William C.5 years ago

I second Cheryl B. It's a DESERT ! Licensed Tortoise Wranglers move the tortoises, and they can migrate back under the solar panels after construction.

In the desert, water is life. Solar panels provide shade and reduce evaporation. You'll see a boom in the variety of life underneath the solar panels after a few years.

Besides, should we allow the extinction of the Human Race to save the desert tortoises?

Fukashima is a radioactive time bomb and there are fools that want to build MORE nuclear plants. Coal fired power plants pump out global warming gasses and build up mountains of coal ash... and let's not forget the radioactivity released by burning coal.

And you seriously want to complain about building solar power plants in the da###d desert?

"such a costly source of energy "

That's IT. You have NO conception of the word "costly".

You are obviously nuts.

lis Gunn
lis Gunn6 years ago

Portland. I like your idea that perhaps the solar panels may humidify the area so that there might be side benefits such as water for lawns, golf courses and swimming pools. But I think that" part of the problem. There is no more water on the planet. It just changes form. So while some of us insist on using more (for our swimming pool, lawn, golf course, producing bottled water, washing machines and car washes, others will have to do with less. The problem is compounded by tapping for natural gas, tracking and other industrial uses which pollute and contaminate our existing water supplies and natural environment in our ever increasing use of fossil fuels.

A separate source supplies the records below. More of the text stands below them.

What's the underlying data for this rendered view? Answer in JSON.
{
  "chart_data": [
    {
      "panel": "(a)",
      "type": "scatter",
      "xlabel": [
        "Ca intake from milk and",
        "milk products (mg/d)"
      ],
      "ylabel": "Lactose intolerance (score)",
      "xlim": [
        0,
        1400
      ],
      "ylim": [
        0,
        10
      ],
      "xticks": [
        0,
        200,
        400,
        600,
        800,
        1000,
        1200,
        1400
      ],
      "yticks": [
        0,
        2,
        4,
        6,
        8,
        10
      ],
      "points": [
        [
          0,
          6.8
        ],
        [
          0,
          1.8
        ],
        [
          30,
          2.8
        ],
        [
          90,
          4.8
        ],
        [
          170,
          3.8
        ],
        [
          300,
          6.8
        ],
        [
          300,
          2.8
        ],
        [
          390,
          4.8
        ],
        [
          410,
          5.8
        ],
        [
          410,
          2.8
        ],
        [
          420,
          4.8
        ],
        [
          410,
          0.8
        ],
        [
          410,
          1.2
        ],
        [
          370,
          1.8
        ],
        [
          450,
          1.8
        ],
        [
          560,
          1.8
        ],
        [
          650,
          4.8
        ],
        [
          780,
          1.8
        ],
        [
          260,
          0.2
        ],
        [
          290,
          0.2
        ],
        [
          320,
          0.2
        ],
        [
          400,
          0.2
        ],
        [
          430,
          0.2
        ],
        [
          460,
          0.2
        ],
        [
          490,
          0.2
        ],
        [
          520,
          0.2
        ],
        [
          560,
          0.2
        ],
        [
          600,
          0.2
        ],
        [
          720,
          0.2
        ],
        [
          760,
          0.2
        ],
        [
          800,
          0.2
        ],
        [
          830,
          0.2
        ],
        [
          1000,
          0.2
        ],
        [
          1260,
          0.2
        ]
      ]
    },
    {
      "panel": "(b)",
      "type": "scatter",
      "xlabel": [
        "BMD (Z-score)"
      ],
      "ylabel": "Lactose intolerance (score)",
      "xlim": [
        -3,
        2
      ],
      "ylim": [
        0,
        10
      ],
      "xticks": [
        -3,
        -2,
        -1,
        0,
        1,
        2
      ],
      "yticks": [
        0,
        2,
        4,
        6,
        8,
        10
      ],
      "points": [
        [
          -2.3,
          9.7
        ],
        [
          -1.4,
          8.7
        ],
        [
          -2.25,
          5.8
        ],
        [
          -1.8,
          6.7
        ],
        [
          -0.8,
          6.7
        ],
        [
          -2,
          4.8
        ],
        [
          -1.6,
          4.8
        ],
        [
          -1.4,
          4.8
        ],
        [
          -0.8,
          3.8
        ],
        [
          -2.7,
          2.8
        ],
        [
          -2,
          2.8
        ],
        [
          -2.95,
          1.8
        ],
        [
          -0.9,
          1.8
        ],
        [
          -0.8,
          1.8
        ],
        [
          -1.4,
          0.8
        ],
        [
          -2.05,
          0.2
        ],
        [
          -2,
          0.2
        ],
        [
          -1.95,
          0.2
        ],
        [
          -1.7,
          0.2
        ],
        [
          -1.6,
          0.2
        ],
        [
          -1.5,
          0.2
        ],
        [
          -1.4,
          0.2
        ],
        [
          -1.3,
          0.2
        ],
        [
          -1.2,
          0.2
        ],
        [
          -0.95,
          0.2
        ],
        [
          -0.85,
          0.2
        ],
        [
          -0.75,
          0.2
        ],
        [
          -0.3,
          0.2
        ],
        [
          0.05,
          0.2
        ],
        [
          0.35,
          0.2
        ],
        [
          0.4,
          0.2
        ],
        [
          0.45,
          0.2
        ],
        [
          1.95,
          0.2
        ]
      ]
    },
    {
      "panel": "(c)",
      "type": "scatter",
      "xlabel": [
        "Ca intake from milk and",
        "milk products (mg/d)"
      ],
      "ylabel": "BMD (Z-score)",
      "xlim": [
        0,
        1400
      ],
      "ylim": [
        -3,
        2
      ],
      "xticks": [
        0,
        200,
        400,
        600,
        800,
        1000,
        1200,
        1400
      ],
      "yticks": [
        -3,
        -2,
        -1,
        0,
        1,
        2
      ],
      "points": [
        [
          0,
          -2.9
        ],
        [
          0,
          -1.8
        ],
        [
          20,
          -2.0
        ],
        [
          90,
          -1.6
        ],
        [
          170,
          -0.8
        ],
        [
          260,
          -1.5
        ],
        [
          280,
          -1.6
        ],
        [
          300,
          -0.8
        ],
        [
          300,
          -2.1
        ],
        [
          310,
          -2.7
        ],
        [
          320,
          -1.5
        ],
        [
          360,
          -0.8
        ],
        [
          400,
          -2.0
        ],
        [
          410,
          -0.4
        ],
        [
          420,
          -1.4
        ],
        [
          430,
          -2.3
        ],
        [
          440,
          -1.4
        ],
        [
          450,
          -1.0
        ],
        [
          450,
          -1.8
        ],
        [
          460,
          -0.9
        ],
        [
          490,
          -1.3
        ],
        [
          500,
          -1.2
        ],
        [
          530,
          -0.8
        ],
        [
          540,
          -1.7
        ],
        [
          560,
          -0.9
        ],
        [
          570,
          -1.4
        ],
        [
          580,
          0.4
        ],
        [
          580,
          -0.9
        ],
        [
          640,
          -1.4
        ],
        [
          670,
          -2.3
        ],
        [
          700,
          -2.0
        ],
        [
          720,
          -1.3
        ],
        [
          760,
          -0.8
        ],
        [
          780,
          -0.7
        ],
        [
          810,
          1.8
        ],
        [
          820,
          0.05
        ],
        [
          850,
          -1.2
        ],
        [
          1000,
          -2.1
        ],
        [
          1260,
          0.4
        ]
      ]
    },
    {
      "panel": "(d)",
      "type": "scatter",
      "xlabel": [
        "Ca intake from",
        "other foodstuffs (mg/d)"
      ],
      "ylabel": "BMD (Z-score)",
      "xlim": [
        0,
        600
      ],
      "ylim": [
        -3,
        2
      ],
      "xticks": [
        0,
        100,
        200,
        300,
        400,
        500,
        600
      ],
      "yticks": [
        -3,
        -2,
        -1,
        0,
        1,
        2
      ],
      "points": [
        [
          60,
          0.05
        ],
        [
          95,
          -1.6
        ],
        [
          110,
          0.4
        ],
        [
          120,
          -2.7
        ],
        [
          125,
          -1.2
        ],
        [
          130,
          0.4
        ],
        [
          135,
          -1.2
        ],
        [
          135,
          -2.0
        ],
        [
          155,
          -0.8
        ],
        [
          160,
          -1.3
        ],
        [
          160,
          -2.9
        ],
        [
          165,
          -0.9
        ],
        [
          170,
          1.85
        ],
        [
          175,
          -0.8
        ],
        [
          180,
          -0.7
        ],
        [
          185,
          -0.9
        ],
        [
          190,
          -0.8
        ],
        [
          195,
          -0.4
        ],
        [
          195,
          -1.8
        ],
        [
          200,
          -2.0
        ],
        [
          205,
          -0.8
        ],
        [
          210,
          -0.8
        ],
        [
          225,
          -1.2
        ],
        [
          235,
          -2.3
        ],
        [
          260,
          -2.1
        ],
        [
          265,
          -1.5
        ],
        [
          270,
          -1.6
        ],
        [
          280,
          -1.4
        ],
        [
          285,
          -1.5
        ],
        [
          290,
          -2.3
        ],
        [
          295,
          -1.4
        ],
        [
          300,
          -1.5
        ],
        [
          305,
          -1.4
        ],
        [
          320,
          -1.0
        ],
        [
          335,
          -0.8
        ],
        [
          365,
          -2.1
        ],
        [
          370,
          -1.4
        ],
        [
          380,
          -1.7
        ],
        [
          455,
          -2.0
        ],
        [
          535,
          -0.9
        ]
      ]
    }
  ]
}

Incidentally, Japanese authorities have announced that its wrecked nuclear plant will be unsafe for workers for the next forty years. Imagine if one lived nearby.

Pego Rice
Pego R6 years ago

The Mojave is a natural desert and has an extremely active ecosystem that has already been badly damaged by the extermination of the Coastal Texas Cane forests and the Central Texas mixed woodlands (that used to push water into the central 4 corners region)

That still does not make the few acres that are used as environmentally disastrous as even a small portion of Fossil Fuels

Ernest R.
Ernest R6 years ago

@ Karen L Have you considered that having fewer children might be a less destructive and “a better alternative to digging, fracking or shipping oil....not to mention wars that have spent so many lives for oil!”

KAREN L6 years ago

I certainly agree with those that say there should be more private homes and businesses to host these panels rather than sticking them all out in the desert. But even the huge panels are a better alternative to digging, fracking or shipping oil....not to mention wars that have spent so many lives for oil!

Nicole O.
Nicole O6 years ago

can't they find an empty would think there are plenty in the desert

Maggie F.
Margaret F6 years ago

Industrial scale anything can be a problem. In my opinion solar is the best answer to our growing energy needs - plus conservation of course. But individual solar energy gathering on individual buildings and homes are the best answer. Senator Bernie Sanders (I) from Vermont has offered a bill that would encourage solar hot water heating on homes across America. Perhaps in the future there will be a better solar plan for large energy production but this project seems like it covers an awful lot of acreage in order to provide energy to 140,000 homes.

federico bortoletto

I pannelli solari dovrebbero essere solo posti sui tetti di case e fabbricati. Per terra non dovrebbero essere messi MAI.

jill bukovnik
jill Campbell6 years ago

To Rick G. Thank you for shedding some light on this desert situation. It really doesn't look like they "mowed a swath" of anything. You can go out into the deserts in some areas and see nothing but sage brush forever.

People need power that does not add to global warming. You can't have it both ways.